You've got a couple of questions in there:
Are there any tools to specifically monitor/detect for parameter sniffing problems as opposed to those which report queries that take a long time?
To catch this, you need to monitor the procedure cache to find out when a query's execution plan changes from good to bad. SQL Server 2008 made this a lot easier by adding query_hash and query_plan_hash fields to sys.dm_exec_query_stats. You can compare the current query plan to past ones for the same query_hash, and when it changes, compare the number of logical reads or amount of worker time from the old query to the new one. If it skyrockets, you might have a parameter sniffing problem.
Then again, someone might have just eliminated an index or changed the code in a UDF that's being called or a change in MAXDOP or any one of a million settings that influence query plan behavior.
What you want is a single dashboard that shows the most resource-consuming queries in aggregate (because you might have this problem on a query that's called extremely frequently, but consumes tiny amounts of resources each time) and then shows you changes in its execution plan over time, plus lays over system and database level changes. Quest Foglight Performance Analysis does this. (I used to work for Quest, so I know the product, but I'm not shilling here.) Note that Quest sells a separate product, Foglight, that has nothing to do with Performance Analysis. I'm not aware of any other product that goes into this level of detail.
I could see a section in the query plan where the number of estimated rows was 1, but the actual number of rows was several hundred thousand.
That's not necessarily parameter sniffing - that could be bad stats or table variable usage, for example. To catch this kind of issue, I like the free SQL Sentry Plan Advisor tool. In the Top Operations tab, it highlights variances between estimated and actual rows.

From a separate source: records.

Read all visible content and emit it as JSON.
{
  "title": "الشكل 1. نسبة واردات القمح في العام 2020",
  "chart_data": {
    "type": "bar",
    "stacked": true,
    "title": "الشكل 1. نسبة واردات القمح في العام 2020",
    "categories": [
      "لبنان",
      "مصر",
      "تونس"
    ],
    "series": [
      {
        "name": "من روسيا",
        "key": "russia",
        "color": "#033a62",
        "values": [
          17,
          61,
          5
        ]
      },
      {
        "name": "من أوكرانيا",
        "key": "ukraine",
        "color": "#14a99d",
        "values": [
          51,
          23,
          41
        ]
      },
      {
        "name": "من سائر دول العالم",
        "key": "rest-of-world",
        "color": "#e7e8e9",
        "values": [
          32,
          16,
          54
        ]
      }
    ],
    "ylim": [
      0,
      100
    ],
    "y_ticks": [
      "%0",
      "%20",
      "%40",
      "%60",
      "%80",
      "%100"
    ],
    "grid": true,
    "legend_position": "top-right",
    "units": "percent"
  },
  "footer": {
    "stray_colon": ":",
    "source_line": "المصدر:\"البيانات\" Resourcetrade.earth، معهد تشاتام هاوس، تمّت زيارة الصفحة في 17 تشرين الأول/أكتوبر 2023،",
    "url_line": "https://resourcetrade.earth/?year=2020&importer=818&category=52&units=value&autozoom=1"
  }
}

Now, that's only for one plan at a time, and you have to know the plan first. You want to do this 24/7, right? Sure you do - but it's computationally intensive. The procedure cache can be huge (I've got clients with >100GB of procedure cache), and it's all unindexed XML. To compare estimated vs actual rows, you have to shred all that XML - and keep in mind that the procedure cache can be constantly changing under load.
What you really want is a product that could very rapidly dump the entire procedure cache into a database, throw XML indexes on it, and then compare estimates versus actual rows. I can imagine a script doing that, but I haven't seen one yet.